For this year's stress test cycle (DFAST 2015), the Federal Reserve conducted supervisory stress tests of 31 BHCs.
This report provides
- background on Dodd-Frank Act stress testing;
- details of the adverse and severely adverse supervisory scenarios used in DFAST 2015;
- an overview of the analytical framework and methods used to generate the Federal Reserve's projections, highlighting notable changes from last year's program; and
- the results of the supervisory stress tests under adverse and severely adverse scenarios for the BHCs that participated in the DFAST 2015 program, presented both in the aggregate and for individual institutions.
The adverse and severely adverse supervisory scenarios used in DFAST 2015 feature U.S. and global recessions. In particular, the severely adverse scenario is characterized by a substantial global weakening in economic activity, including a severe recession in the United States, large reductions in asset prices, significant widening of corporate bond spreads, and a sharp increase in equity market volatility. The adverse scenario is characterized by a global weakening in economic activity and an increase in U.S. inflationary pressures that, overall, result in a rapid increase in both short- and long-term U.S. Treasury rates.
In conducting its supervisory stress tests, the Federal Reserve calculated its projections of a BHC's balance sheet, risk-weighted assets (RWAs), net income, and resulting regulatory capital ratios under these scenarios using data provided by the BHCs and a set of models developed or selected by the Federal Reserve. As compared to DFAST 2014, the Federal Reserve enhanced some of the supervisory models to incorporate more detailed data. These changes are highlighted in box 1. Specific descriptions of the supervisory models and related assumptions can be found in appendix B.

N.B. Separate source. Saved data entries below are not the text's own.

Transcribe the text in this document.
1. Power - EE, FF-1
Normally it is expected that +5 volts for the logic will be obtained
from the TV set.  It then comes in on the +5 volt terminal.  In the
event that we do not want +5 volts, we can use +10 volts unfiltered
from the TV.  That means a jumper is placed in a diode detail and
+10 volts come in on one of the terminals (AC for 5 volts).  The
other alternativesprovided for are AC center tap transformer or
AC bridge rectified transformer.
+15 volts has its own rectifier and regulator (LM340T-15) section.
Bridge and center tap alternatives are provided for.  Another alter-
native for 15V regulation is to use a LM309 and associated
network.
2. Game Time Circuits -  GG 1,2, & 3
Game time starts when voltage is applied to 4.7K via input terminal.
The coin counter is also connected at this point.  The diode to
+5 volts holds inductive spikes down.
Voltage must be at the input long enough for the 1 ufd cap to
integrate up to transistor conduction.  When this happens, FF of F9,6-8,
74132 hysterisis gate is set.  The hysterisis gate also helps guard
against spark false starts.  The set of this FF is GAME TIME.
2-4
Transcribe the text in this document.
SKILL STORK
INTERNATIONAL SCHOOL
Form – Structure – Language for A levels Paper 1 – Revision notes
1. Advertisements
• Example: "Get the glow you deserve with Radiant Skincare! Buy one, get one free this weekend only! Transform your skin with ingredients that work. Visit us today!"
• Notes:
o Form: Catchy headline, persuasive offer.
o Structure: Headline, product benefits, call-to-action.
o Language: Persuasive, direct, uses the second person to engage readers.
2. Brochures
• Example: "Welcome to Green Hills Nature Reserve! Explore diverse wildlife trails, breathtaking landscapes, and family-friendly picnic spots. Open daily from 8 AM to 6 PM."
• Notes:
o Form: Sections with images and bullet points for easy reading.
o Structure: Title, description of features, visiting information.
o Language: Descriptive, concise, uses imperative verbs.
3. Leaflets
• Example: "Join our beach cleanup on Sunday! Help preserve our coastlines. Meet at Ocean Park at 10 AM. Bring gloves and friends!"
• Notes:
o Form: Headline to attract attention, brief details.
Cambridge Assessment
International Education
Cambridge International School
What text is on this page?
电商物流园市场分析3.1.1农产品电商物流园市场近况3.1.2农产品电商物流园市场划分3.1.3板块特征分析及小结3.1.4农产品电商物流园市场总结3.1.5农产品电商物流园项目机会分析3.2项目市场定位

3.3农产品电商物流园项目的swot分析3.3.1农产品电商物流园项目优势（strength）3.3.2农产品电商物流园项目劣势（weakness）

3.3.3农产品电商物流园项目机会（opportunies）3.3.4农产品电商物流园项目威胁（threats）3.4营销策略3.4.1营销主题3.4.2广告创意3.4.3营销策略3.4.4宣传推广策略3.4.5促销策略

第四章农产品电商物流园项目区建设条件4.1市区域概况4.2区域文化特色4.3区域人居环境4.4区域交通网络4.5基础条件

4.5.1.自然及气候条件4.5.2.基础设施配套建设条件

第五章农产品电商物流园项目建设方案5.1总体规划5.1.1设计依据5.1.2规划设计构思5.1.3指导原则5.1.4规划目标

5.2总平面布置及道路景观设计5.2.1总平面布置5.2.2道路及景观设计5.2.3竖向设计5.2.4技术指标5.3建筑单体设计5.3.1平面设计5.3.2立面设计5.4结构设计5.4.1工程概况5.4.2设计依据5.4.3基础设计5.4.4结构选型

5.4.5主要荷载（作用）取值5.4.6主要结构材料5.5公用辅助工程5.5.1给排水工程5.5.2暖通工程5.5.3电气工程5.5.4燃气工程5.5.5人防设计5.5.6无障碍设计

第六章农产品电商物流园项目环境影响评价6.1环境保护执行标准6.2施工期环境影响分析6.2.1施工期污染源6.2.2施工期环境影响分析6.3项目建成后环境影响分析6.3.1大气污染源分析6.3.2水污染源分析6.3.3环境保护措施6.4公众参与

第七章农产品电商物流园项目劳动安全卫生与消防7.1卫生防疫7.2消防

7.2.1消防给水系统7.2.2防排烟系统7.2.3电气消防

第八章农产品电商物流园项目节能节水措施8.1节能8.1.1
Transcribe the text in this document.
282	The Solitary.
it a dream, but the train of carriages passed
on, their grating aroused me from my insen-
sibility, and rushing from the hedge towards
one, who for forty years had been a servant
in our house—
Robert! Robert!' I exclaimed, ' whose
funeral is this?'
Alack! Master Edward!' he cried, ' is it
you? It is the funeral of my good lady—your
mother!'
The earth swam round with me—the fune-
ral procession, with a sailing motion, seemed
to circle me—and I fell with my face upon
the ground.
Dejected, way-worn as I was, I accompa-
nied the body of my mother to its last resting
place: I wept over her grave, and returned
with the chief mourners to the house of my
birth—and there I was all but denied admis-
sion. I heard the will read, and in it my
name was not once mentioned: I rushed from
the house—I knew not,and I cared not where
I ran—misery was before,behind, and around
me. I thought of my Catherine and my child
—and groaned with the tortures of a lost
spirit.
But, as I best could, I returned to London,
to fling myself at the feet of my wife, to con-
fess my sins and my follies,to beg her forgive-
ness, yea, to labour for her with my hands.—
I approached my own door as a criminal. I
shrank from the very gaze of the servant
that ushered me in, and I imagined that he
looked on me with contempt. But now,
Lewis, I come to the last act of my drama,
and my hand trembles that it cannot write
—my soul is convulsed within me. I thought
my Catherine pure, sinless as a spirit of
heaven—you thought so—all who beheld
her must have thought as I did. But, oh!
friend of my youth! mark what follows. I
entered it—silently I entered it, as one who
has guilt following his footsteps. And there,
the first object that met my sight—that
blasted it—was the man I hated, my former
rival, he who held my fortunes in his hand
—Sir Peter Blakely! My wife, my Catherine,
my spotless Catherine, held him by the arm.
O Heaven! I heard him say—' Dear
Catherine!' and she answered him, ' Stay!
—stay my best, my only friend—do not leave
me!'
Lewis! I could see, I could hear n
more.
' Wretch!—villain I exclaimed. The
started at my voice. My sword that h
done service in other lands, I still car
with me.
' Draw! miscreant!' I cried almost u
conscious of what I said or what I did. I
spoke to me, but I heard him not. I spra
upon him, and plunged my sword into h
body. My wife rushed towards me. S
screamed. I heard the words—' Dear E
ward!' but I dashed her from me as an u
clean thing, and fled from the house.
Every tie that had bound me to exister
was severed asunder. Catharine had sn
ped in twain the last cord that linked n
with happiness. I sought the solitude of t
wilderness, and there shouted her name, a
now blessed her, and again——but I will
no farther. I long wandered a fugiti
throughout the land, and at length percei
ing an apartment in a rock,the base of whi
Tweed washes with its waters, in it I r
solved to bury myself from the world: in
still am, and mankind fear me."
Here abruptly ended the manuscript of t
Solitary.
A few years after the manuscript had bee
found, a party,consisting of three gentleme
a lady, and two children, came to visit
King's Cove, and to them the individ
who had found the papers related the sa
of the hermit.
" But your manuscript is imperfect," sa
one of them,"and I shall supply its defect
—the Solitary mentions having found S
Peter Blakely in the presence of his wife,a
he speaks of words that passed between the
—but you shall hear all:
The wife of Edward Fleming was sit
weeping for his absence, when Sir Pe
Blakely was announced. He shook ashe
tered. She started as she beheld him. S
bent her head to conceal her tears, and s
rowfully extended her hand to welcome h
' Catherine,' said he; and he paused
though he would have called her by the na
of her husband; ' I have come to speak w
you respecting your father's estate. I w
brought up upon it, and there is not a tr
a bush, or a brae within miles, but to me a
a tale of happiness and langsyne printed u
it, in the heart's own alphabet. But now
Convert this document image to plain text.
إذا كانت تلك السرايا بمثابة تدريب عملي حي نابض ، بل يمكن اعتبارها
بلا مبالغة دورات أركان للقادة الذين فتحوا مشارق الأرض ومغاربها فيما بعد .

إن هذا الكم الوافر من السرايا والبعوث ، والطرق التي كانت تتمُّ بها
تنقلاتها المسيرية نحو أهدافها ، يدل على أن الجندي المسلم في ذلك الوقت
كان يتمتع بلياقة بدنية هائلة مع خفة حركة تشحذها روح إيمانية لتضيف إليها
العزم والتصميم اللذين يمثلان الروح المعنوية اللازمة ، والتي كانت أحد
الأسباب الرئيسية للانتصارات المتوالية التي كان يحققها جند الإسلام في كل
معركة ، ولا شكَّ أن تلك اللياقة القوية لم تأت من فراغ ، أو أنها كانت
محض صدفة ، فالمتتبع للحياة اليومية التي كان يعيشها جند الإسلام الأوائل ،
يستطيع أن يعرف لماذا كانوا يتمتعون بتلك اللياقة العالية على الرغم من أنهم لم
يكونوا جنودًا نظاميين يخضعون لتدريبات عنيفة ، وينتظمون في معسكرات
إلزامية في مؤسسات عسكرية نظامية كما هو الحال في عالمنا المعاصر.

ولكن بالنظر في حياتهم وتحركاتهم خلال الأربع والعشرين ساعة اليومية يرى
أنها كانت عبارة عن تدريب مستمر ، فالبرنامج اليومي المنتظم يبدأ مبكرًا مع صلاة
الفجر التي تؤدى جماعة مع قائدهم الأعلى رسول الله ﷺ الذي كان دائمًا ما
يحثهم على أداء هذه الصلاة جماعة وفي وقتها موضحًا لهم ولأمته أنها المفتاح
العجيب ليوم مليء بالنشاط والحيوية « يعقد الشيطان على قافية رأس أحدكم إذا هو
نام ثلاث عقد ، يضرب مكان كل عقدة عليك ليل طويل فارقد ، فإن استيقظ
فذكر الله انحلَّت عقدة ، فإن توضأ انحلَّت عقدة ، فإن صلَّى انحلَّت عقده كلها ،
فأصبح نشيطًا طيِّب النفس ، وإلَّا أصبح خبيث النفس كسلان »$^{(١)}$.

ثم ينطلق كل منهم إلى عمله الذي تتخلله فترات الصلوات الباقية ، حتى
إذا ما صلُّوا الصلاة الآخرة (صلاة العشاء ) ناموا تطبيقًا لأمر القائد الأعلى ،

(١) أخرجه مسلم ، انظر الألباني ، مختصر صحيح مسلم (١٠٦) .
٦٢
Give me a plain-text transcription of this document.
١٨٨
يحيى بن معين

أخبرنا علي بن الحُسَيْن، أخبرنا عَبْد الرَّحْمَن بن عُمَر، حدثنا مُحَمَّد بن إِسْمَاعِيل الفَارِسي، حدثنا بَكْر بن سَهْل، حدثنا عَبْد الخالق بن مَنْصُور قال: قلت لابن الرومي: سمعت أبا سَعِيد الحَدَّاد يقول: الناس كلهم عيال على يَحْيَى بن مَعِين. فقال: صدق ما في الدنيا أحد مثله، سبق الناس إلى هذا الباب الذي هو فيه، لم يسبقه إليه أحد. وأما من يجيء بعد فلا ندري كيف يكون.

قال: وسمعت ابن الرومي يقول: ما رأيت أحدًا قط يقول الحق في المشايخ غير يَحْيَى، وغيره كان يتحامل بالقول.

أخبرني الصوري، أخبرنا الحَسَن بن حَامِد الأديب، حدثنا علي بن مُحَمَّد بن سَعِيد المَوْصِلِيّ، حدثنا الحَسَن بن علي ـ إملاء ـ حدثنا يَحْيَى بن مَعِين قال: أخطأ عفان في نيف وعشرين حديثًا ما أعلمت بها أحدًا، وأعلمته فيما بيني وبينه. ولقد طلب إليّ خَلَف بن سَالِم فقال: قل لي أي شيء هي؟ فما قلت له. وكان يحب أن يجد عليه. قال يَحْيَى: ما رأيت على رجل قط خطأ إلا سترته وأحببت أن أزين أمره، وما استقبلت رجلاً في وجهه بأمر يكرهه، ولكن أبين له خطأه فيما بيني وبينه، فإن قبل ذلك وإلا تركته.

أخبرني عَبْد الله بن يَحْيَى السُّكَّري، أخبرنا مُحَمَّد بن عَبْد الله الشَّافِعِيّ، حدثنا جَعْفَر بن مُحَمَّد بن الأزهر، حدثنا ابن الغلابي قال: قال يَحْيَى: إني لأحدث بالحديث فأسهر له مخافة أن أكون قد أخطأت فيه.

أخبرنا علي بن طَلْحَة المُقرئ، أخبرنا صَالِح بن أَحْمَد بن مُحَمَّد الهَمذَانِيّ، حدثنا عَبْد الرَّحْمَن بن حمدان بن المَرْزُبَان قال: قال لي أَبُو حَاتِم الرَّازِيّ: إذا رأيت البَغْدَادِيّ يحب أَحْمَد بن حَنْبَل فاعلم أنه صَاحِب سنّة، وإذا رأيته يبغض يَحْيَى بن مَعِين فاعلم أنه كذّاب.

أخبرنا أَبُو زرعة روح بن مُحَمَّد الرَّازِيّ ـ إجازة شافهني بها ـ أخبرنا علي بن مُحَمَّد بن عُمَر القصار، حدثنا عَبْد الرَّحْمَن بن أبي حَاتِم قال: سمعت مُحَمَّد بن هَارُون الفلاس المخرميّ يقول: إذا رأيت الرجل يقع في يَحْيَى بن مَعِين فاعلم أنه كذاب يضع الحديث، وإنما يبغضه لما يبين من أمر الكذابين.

The results of the DFAST 2015 projections suggest that, in the aggregate, the 31 BHCs would experience substantial losses under both the adverse and the severely adverse scenarios.
Over the nine quarters of the planning horizon, losses at the 31 BHCs under the severely adverse scenario are projected to be $490 billion. This includes losses across loan portfolios, losses from credit impairment on securities held in the BHCs' investment portfolios, trading and counterparty credit losses from a global market shock, and other losses. Projected net revenue before provisions for loan and lease losses (pre-provision net revenue, or PPNR) is $310 billion, and net income before taxes is projected to be -$222 billion.
As illustrated in figure 1, in the severely adverse scenario, the aggregate tier 1 common capital ratio would fall from an actual 11.9 percent in the third quarter of 2014 to a post-stress level of 8.4 percent in the fourth quarter of 2016.
In the adverse scenario, projected losses, PPNR, and net income before taxes are $314 billion, $501 billion, and $178 billion, respectively. The aggregate tier 1 common capital ratio under the adverse scenario would fall 110 basis points to its minimum over the planning horizon of 10.8 percent before rising to 11.7 percent in the fourth quarter of 2016.